Figure 10Probability distributions for the number of gene/TF interactions per gene. Although the suggested TRN is denser, the overall shape of the probability distribution remains the same.
Out of 206 gene/TF interactions found in the RegulonDB (Salgado et al. 2004) and EcoCyc databases, 44 scored higher than the imposed threshold.

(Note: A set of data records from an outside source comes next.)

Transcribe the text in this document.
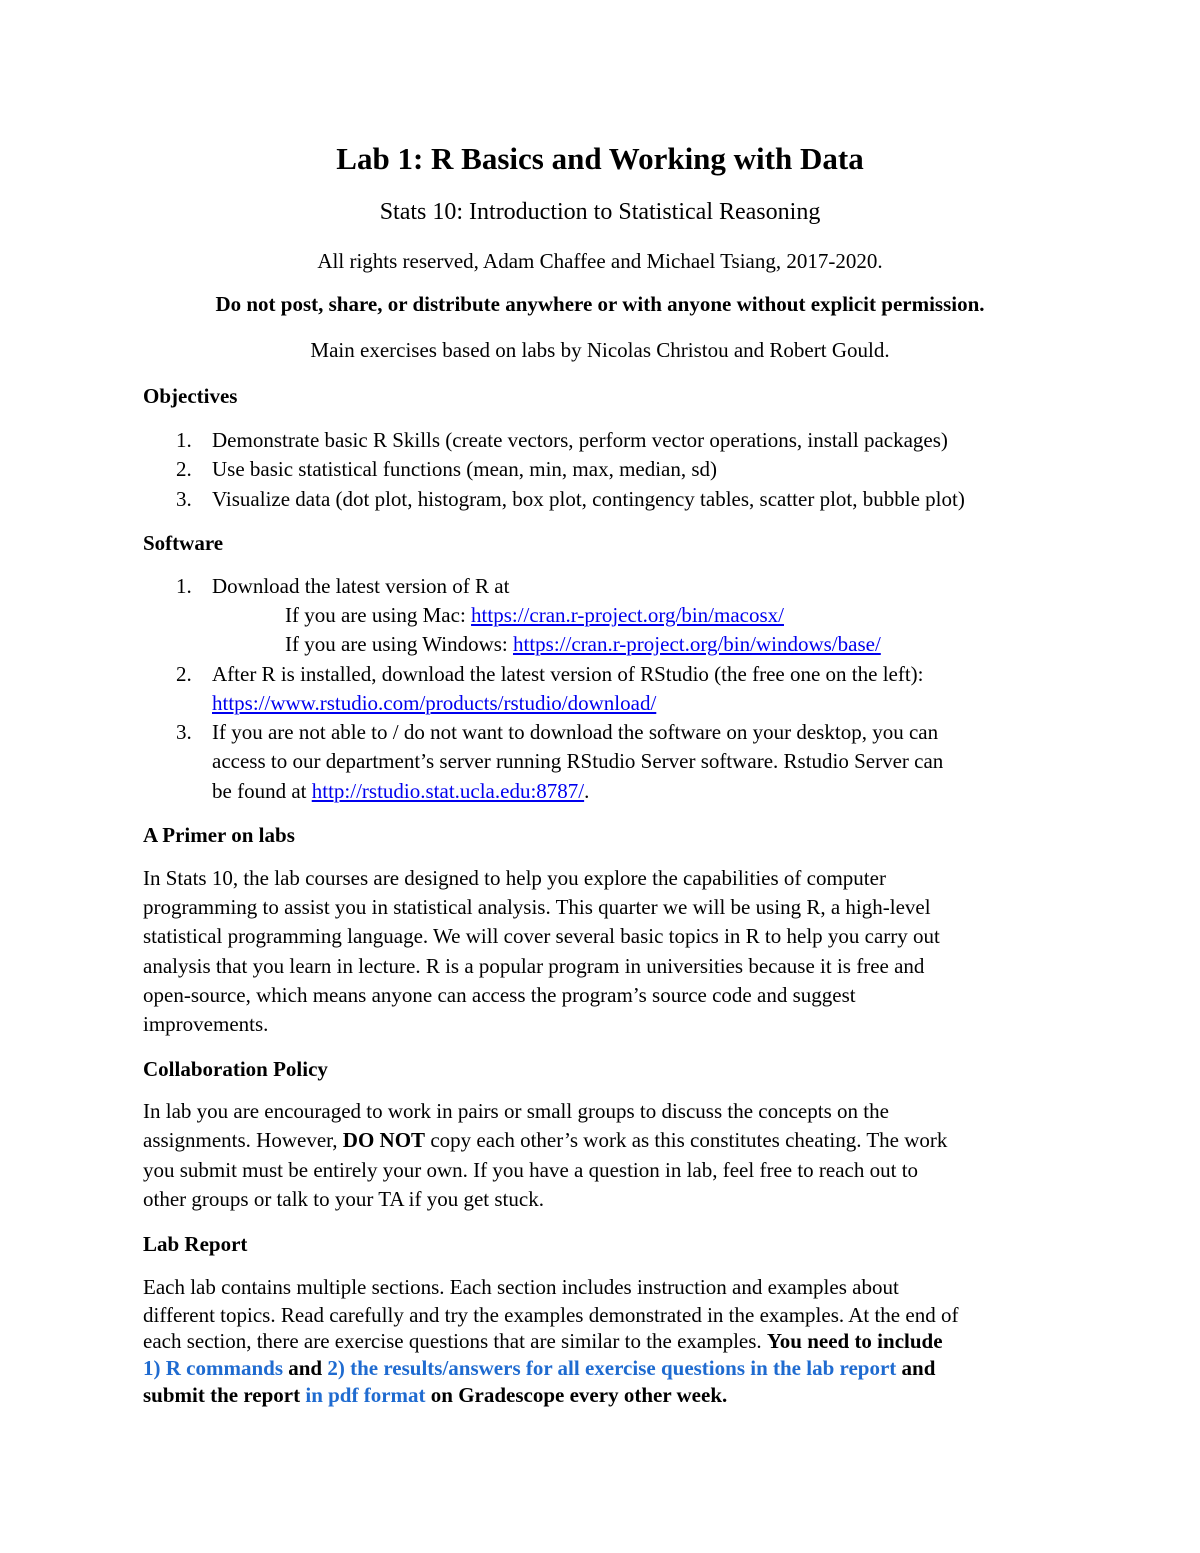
Lab 1: R Basics and Working with Data

Stats 10: Introduction to Statistical Reasoning

All rights reserved, Adam Chaffee and Michael Tsiang, 2017-2020.

Do not post, share, or distribute anywhere or with anyone without explicit permission.

Main exercises based on labs by Nicolas Christou and Robert Gould.

Objectives
1. Demonstrate basic R Skills (create vectors, perform vector operations, install packages)
2. Use basic statistical functions (mean, min, max, median, sd)
3. Visualize data (dot plot, histogram, box plot, contingency tables, scatter plot, bubble plot)
Software
1. Download the latest version of R at
If you are using Mac: https://cran.r-project.org/bin/macosx/
If you are using Windows: https://cran.r-project.org/bin/windows/base/
2. After R is installed, download the latest version of RStudio (the free one on the left):
https://www.rstudio.com/products/rstudio/download/
3. If you are not able to / do not want to download the software on your desktop, you can
access to our department’s server running RStudio Server software. Rstudio Server can
be found at http://rstudio.stat.ucla.edu:8787/.
A Primer on labs
In Stats 10, the lab courses are designed to help you explore the capabilities of computer
programming to assist you in statistical analysis. This quarter we will be using R, a high-level
statistical programming language. We will cover several basic topics in R to help you carry out
analysis that you learn in lecture. R is a popular program in universities because it is free and
open-source, which means anyone can access the program’s source code and suggest
improvements.
Collaboration Policy
In lab you are encouraged to work in pairs or small groups to discuss the concepts on the
assignments. However, DO NOT copy each other’s work as this constitutes cheating. The work
you submit must be entirely your own. If you have a question in lab, feel free to reach out to
other groups or talk to your TA if you get stuck.
Lab Report
Each lab contains multiple sections. Each section includes instruction and examples about
different topics. Read carefully and try the examples demonstrated in the examples. At the end of
each section, there are exercise questions that are similar to the examples. You need to include
1) R commands and 2) the results/answers for all exercise questions in the lab report and
submit the report in pdf format on Gradescope every other week.
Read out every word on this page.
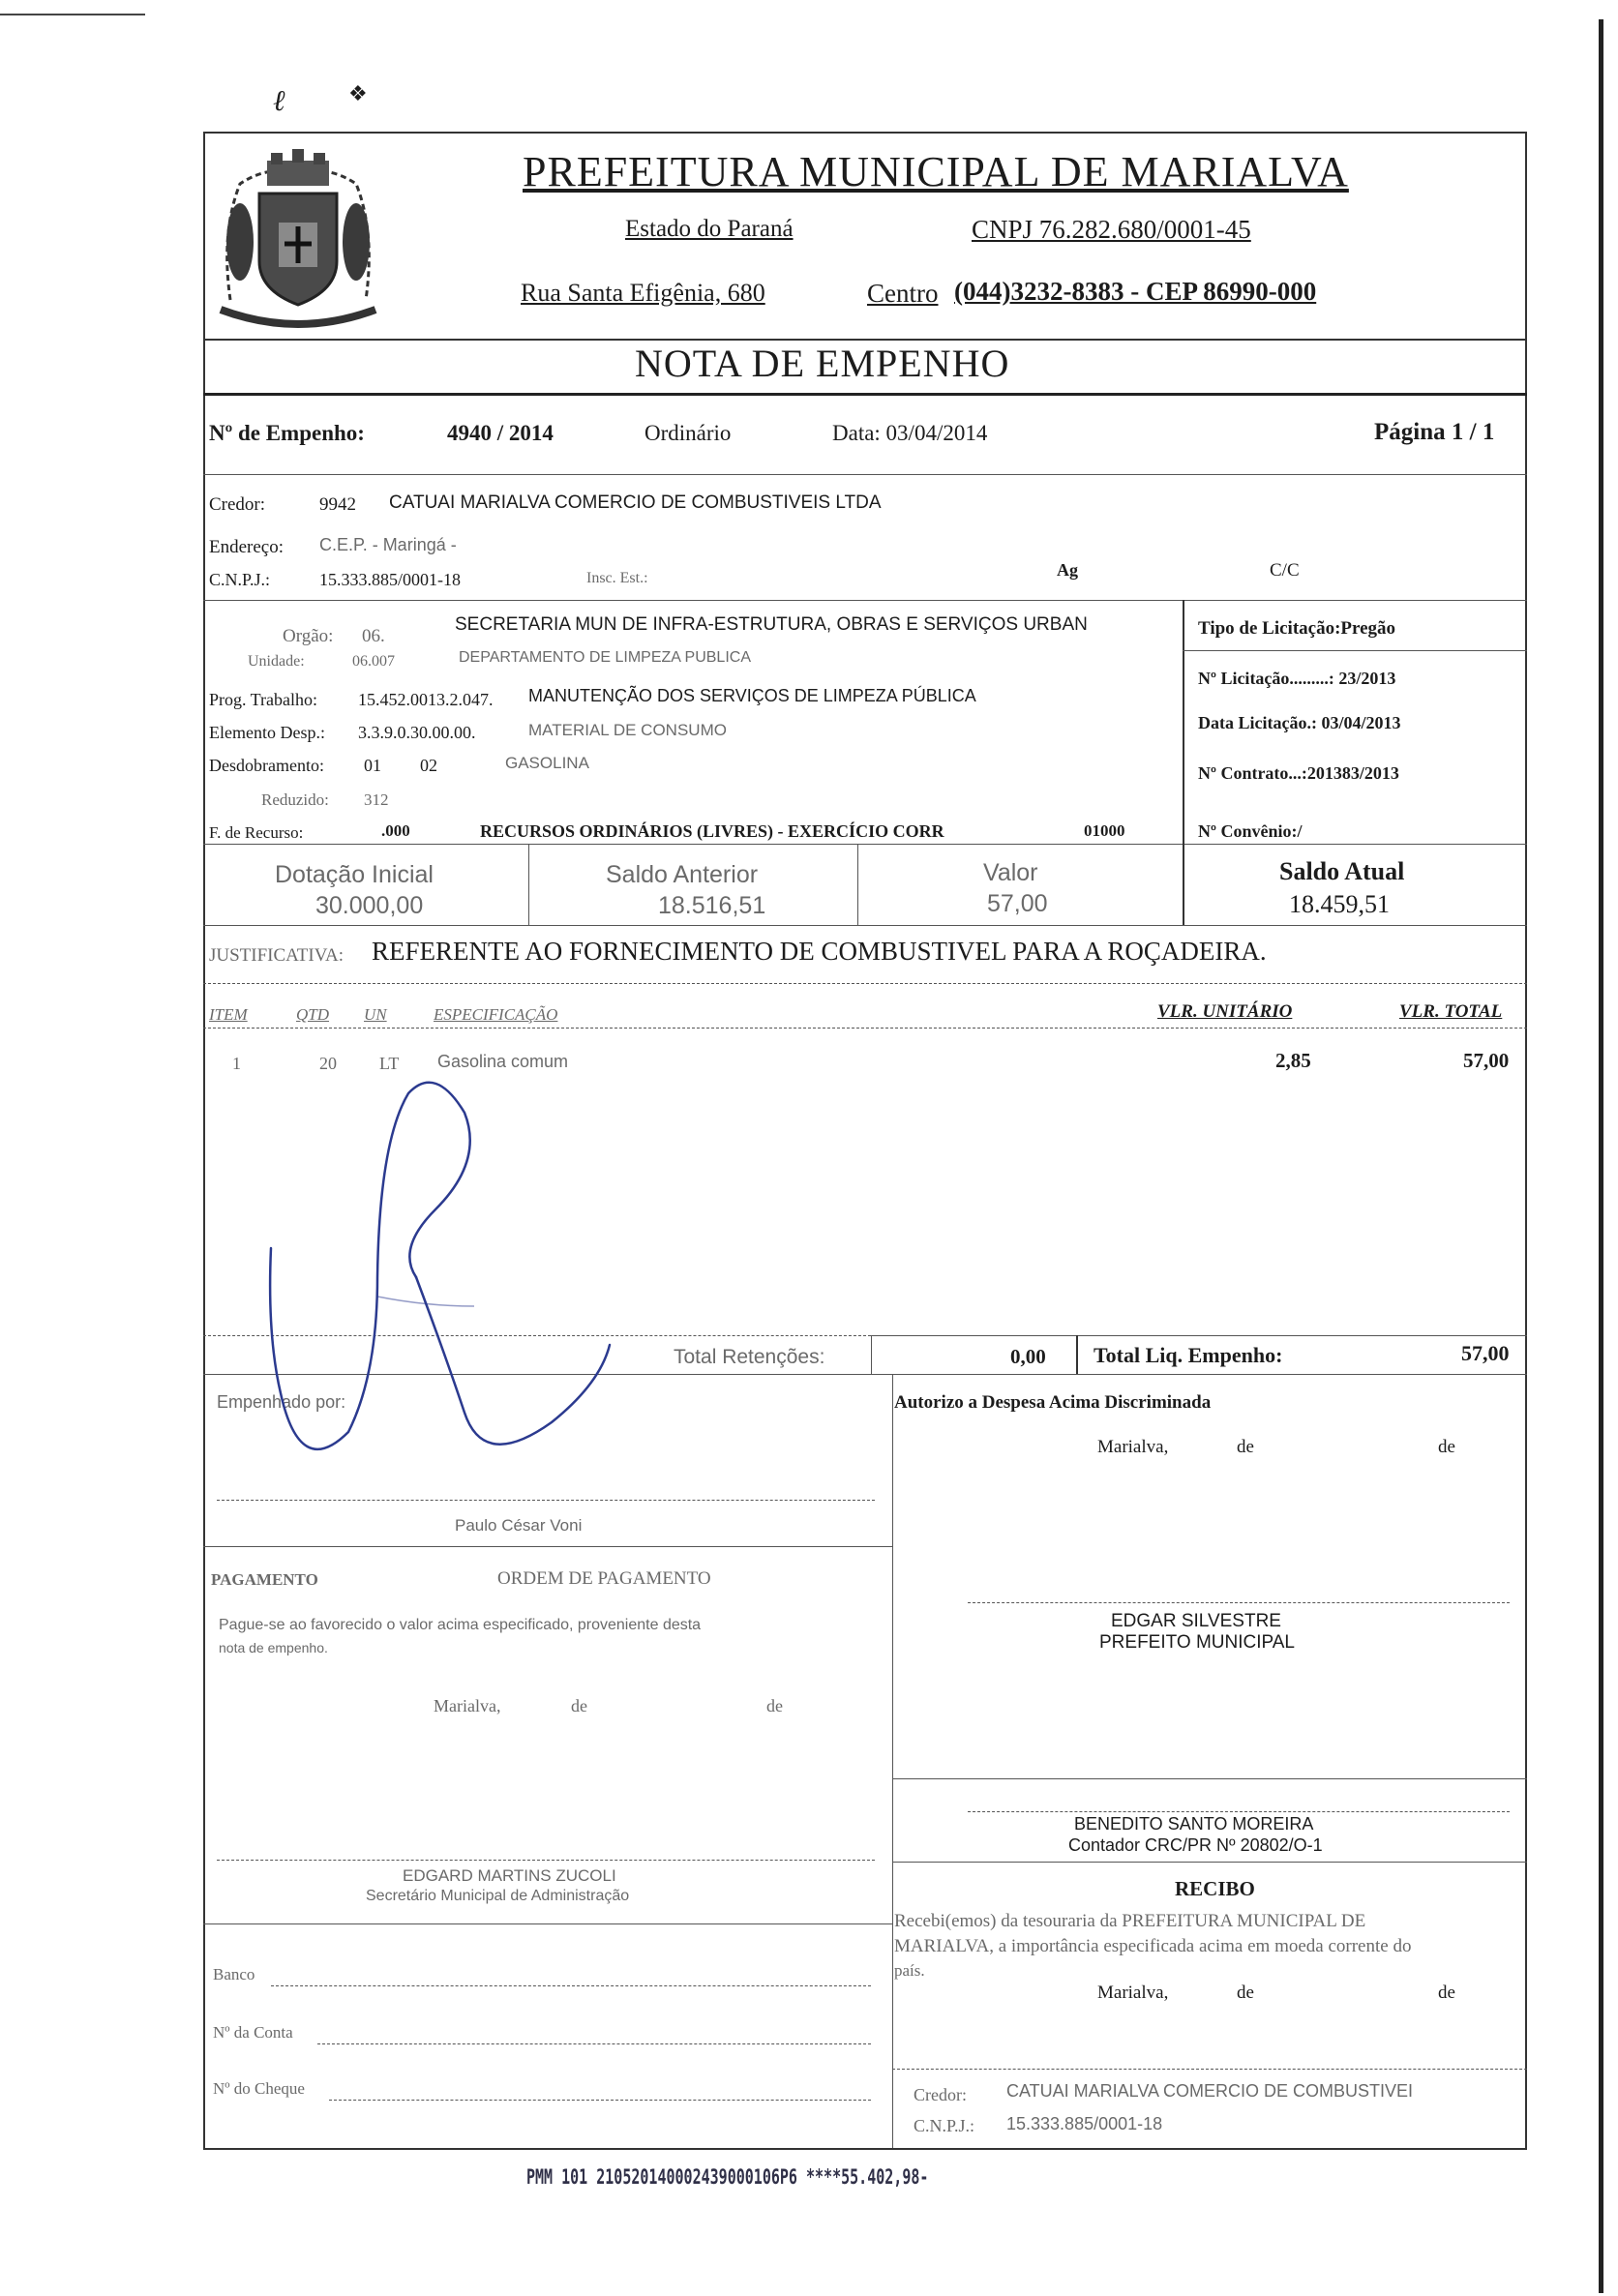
ℓ	❖
PREFEITURA MUNICIPAL DE MARIALVA
Estado do Paraná	CNPJ 76.282.680/0001-45
Rua Santa Efigênia, 680	Centro (044)3232-8383 - CEP 86990-000
NOTA DE EMPENHO
Nº de Empenho:	4940 / 2014	Ordinário	Data: 03/04/2014	Página 1 / 1
Credor:	9942 CATUAI MARIALVA COMERCIO DE COMBUSTIVEIS LTDA
Endereço: C.E.P. - Maringá -
C.N.P.J.:	15.333.885/0001-18	Insc. Est.:	Ag	C/C
Orgão: 06.
SECRETARIA MUN DE INFRA-ESTRUTURA, OBRAS E SERVIÇOS URBAN
Unidade:	06.007	DEPARTAMENTO DE LIMPEZA PUBLICA
Prog. Trabalho: 15.452.0013.2.047. MANUTENÇÃO DOS SERVIÇOS DE LIMPEZA PÚBLICA
Elemento Desp.: 3.3.9.0.30.00.00.	MATERIAL DE CONSUMO
Desdobramento: 01 02	GASOLINA
Reduzido: 312
F. de Recurso:	.000	RECURSOS ORDINÁRIOS (LIVRES) - EXERCÍCIO CORR	01000
Tipo de Licitação:Pregão
Nº Licitação.........: 23/2013
Data Licitação.: 03/04/2013
Nº Contrato...:201383/2013
Nº Convênio:/
Dotação Inicial
30.000,00
Saldo Anterior
18.516,51
Valor
57,00
Saldo Atual
18.459,51
JUSTIFICATIVA: REFERENTE AO FORNECIMENTO DE COMBUSTIVEL PARA A ROÇADEIRA.
ITEM	QTD UN	ESPECIFICAÇÃO	VLR. UNITÁRIO	VLR. TOTAL
1	20 LT Gasolina comum	2,85	57,00
Total Retenções:	0,00 Total Liq. Empenho:	57,00
Empenhado por:	Autorizo a Despesa Acima Discriminada
Marialva,	de	de
Paulo César Voni
PAGAMENTO	ORDEM DE PAGAMENTO
Pague-se ao favorecido o valor acima especificado, proveniente desta
nota de empenho.
Marialva,	de	de
EDGAR SILVESTRE
PREFEITO MUNICIPAL
BENEDITO SANTO MOREIRA
Contador CRC/PR Nº 20802/O-1
EDGARD MARTINS ZUCOLI
Secretário Municipal de Administração	RECIBO
Recebi(emos) da tesouraria da PREFEITURA MUNICIPAL DE
MARIALVA, a importância especificada acima em moeda corrente do
país.
Marialva,	de	de
Banco
Nº da Conta
Nº do Cheque	Credor: CATUAI MARIALVA COMERCIO DE COMBUSTIVEI
C.N.P.J.: 15.333.885/0001-18
PMM 101 210520140002439000106P6 ****55.402,98-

| TF | Gene | Final Score | predicted sign | actual sign | |
| 1 | ArcA-Phosphorylated | yfiD | 1.670768591 | up | up |
| 2 | ArgR-L-arginine | argG | 2.624262246 | down | down |
| 3 | CRP-cAMP | ugpQ | 2.085693237 | up | up |
| 4 | CRP-cAMP | ugpC | 1.438960585 | up | up |
| 5 | CRP-cAMP | ugpB | 1.527292985 | up | up |
| 6 | CRP-cAMP | rhaB | 2.909109432 | up | up |
| 7 | CRP-cAMP | cytR | 2.119101207 | up | up |
| 8 | CRP-cAMP | fis | 1.887330412 | up/down | up/down |
| 9 | FhlA-Formate | hyfA | 2.509458668 | up | up |
| 10 | Fis | relA | 1.595459732 | up | up |
| 11 | GntR | idnK | 1.591861262 | down | down |
| 12 | Lrp | livJ | 1.380451883 | down | down |
| 13 | MalT-Maltotriose-ATP | malZ | 1.44543234 | up | up |
| 14 | NarL-Phosphorylated | fdhF | 2.059069186 | up | up |
| 15 | NtrC-Phosphorylated | astC | 2.256990592 | up | up |
| 16 | ArgR-L-arginine | astC | 1.505034 | down | up |
| 17 | CRP-cAMP | nagE | 1.501987378 | up/down | up |
| 18 | CRP-cAMP | rpoS | 2.319114034 | up/down | down |
| 19 | OmpR-Phosphorylated | nmpC | 1.572242248 | up | down |
| 20 | ArcA-Phosphorylated | aceE | 1.998375233 | down | down |
| 21 | ArcA-Phosphorylated | appC | 2.066734924 | up | up |
| 22 | CRP-cAMP | entC | 2.93996178 | up | up |
| 23 | CRP-cAMP | fepA | 3.821927836 | up | up |
| 24 | CRP-cAMP | fumA | 3.496049117 | up | up |
| 25 | CRP-cAMP | gadB | 2.197333426 | down | down |
| 26 | CRP-cAMP | galP | 2.37334941 | up | up |
| 27 | CRP-cAMP | gapA | 1.811986697 | up | up |
| 28 | CRP-cAMP | ompF | 1.315706561 | up | up |
| 29 | FruR | acnA | 1.633652931 | up | up |
| 30 | FruR | glk | 2.112996214 | down | down |
| 31 | GadE | gadB | 1.973757857 | up | up |
| 32 | Hns | gadB | 1.78680429 | down | down |
| 33 | LexA | uvrC | 1.590391147 | down | down |
| 34 | MetJ-S-adenosylmethionine | metE | 3.264214502 | down | down |
| 35 | MetJ-S-adenosylmethionine | metR | 1.611151228 | down | down |
| 36 | MetR-Homocysteine | metE | 3.45265202 | up | up |
| 37 | PhoP-Phosphorylated | rstA | 1.6475787 | up | up |
| 38 | CRP-cAMP | prpR | 3.147648347 | up/down | up |
| 39 | Fnr | fdhF | 1.985483486 | up/down | up |
| 40 | CRP-cAMP | nagE | 1.501987378 | up/down | up |
| 41 | NarP-Phosphorylated | fdhFp | 1.645007039 | up/down | up |
| 42 | NarP-Phosphorylated | fdnG | 2.778075473 | up/down | down |
| 43 | Fnr | dcuS | 1.359810967 | down | up |
| 44 | Fnr | purM | 1.427076396 | up | down |
The p-value (using binary distribution) is found to be less than 1.0e-50.